Tuten and Gabriel engaged in spirited cross talk as to whether the general counsel was the lawyer for the plan or not, with Tuten saying the plans were taken from the city oversight by the state, and that there was a potential of “conflict of interest.”
“Who hired you? Who fired you? The mayor is the one who tells you what to do,” Tuten said, “not us.”
Tuten wanted input from fund attorney Bob Sugarman.
“This decision is the first one in fourteen years that if we screw it up, we’re held liable,” Tuten said, “frustrated” by the Gabriel presentation that “doesn’t add up.”
Scheu then reminded Tuten that Gabriel was the “legal officer for the whole city — like it or not” and the general counsel gets to decide relative to conflicts in city government, as per the charter.
“The office of General Counsel is the lawyer for the fund,” Scheu said.
Sugarman backed Gabriel up to a point.
“You have no right to vote on the collective bargaining agreement,” Sugarman said, unless the union had offered that approval as a precondition.
“Our work is seeing what your rights and obligations are … on these other things,” Sugarman said, including the board’s rights under the 2015 agreement and the consent decree.
“You’ve got a contract. You’ve got a consent decree. You can’t just throw them under the table and pretend they don’t exist anymore,” Sugarman said.
“Everything that’s happened,” Gabriel added, “fits into the 2015 agreement.”
Worries among the trustees remain about liquidity risk, potential fiduciary liability, and other major issues, but they are going to be worked out — in fact, they’ll have to be.

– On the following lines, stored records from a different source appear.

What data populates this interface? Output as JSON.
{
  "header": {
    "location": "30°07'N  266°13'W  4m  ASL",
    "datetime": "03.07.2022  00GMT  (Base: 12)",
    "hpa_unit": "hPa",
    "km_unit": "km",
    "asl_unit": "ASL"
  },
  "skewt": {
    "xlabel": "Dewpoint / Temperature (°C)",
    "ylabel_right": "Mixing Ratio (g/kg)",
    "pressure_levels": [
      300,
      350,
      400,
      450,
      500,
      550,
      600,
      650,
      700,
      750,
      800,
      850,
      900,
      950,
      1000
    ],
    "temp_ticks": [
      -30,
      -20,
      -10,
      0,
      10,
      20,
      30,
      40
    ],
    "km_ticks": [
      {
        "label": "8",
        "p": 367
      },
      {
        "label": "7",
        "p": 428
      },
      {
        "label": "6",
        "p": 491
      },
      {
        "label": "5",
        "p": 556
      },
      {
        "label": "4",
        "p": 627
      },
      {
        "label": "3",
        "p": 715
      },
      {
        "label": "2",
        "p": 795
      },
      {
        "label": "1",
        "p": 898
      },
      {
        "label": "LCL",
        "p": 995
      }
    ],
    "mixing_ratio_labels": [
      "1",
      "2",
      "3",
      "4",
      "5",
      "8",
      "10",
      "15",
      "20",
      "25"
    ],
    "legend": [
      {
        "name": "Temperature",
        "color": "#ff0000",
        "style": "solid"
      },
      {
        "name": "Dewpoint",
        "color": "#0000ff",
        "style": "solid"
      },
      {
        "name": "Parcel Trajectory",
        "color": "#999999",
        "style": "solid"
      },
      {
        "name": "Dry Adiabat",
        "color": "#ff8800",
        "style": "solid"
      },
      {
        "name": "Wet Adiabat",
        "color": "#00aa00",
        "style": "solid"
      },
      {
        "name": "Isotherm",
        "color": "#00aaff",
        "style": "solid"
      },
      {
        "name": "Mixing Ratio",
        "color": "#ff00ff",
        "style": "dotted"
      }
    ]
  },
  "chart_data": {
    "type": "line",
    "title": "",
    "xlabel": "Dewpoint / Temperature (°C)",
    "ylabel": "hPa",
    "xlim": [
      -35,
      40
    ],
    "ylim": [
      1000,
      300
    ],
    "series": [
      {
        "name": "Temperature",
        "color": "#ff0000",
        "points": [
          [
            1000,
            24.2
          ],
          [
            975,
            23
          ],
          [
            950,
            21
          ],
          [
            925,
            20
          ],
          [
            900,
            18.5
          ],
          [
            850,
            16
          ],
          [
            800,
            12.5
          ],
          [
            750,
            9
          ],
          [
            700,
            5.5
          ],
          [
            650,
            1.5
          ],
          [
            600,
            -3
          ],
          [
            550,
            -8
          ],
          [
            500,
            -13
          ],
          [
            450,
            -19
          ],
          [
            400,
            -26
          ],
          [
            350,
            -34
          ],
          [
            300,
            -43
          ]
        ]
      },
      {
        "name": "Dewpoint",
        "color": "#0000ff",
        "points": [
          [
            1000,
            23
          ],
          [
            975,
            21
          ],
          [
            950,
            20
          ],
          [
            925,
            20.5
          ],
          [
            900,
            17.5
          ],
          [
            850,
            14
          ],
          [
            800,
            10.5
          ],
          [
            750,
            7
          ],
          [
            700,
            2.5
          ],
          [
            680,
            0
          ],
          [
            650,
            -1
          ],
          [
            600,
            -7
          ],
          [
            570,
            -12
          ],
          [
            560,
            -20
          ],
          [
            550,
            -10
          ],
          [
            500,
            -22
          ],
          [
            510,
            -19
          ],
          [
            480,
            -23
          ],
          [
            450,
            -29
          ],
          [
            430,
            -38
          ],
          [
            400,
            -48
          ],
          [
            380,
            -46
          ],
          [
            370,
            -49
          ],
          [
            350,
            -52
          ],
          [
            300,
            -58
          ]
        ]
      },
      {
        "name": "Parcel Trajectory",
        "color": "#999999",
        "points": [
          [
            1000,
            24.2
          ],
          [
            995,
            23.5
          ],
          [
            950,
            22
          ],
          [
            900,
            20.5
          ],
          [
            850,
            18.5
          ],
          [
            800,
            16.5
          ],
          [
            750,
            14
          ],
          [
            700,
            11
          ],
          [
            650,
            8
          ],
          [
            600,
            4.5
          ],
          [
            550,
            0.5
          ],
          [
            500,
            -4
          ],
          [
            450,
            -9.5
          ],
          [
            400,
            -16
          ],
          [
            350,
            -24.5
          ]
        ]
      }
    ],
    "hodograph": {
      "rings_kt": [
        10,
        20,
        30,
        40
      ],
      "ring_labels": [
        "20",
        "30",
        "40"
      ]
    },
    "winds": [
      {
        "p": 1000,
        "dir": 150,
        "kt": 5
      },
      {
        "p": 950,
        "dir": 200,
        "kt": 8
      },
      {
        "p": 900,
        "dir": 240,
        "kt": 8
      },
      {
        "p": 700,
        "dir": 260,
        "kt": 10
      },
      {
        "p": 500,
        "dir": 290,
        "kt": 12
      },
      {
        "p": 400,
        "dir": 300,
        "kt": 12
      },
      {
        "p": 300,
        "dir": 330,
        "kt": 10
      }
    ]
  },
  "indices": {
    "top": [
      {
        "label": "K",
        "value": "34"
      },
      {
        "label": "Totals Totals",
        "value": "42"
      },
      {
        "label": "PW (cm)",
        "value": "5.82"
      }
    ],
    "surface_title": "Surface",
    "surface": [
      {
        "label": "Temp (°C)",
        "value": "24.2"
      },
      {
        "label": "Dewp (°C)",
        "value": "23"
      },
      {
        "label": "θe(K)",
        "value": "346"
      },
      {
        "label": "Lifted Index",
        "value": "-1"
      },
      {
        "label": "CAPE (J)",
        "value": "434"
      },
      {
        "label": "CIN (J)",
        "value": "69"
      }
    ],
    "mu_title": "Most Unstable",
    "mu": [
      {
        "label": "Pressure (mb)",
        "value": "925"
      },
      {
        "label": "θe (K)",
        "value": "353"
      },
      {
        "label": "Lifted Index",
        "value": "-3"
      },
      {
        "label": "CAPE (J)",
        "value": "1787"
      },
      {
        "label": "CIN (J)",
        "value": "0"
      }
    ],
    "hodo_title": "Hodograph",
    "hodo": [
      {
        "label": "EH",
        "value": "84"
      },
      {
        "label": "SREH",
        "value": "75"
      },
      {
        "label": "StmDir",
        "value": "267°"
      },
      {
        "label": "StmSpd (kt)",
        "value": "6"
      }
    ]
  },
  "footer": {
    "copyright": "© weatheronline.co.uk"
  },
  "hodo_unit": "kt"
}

“For the record, I think the mayor’s plan is terrible,” Tuten said, regarding “putting off a problem now for a problem 20 or 30 years from now.”
“I don’t see them deviating from the plan,” Tuten added, asking “are we going to have to sue them to stop?”
The board would need the state Attorney General’s approval to sue, and that isn’t likely.
The board will hire a financial consultant for guidance in the meantime … a move not precluded by charter.
“We’re just spinning our wheels here,” Tuten opined, before presenting a series of nightmare scenarios about the city not having the revenue to fund pensions for the people on the current plan, and raising questions about not being able to send an accurate bill to the city.
One suggestion emerged to the council: not cutting out the extra supplemental payments to the pension fund, as mandated by the 2015 deal.